Some traders have a policy of avoiding trading on certain days of the week. Is this merely a myth or does it have a strong psychological basis? Let's explore the relationship between the choice of trading days and a trader's psychology.
1. Monday: Less Exciting Start to the Week
Some traders tend to avoid trading on Mondays. They argue that market movements on this day are less interesting and tend to be less volatile. The reason behind this policy is to avoid the potential high risks at the beginning of the week.
2. Friday: Massacre Day
Friday is often considered as "massacre day" by some traders. Extreme movements can occur as traders close positions or reach weekly targets. Additionally, traders who don't want to leave positions open over the weekend also tend to avoid trading on Fridays.
3. Beginning of the Month: Less Challenging Movements
Some traders also choose not to trade at the beginning of the month. They perceive market movements during this period as less "exciting" and tend to be less challenging. This can be interpreted as a strategy to avoid market conditions that may not support trading decisions.
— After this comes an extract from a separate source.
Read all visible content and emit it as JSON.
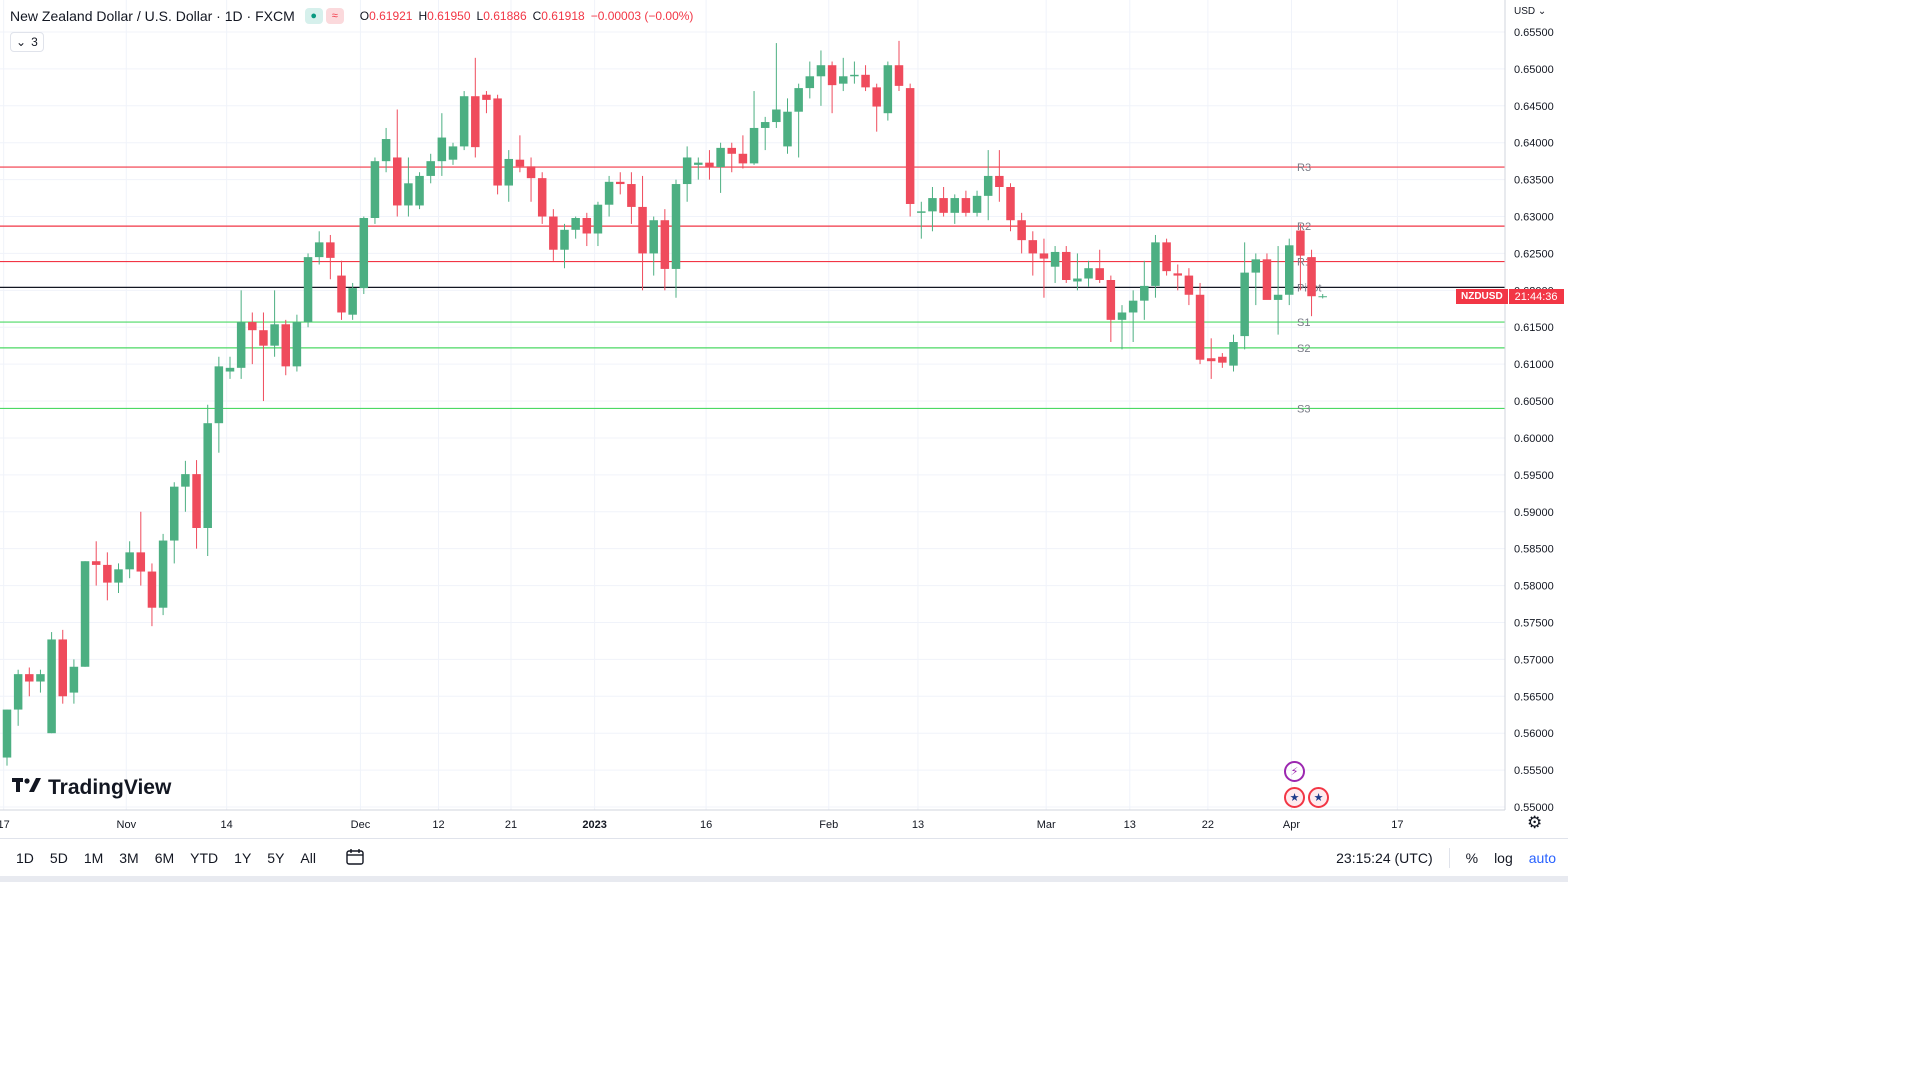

4. NFP News on Fridays: Caution Against Gaps
Non-Farm Payroll (NFP) news often released on Fridays can pose a risk moment. Traders are wary of potential gaps at the beginning of the following week, especially if positions have not been reached by market close. Some traders choose to step back or close positions before the weekend to avoid gap impacts.
There are no strict rules regarding specific days for trading. Every trader has their own preferences and strategies. What matters most is understanding market characteristics, managing risks wisely, and maintaining psychological well-being. Sometimes, not trading can be as important a decision as taking a position.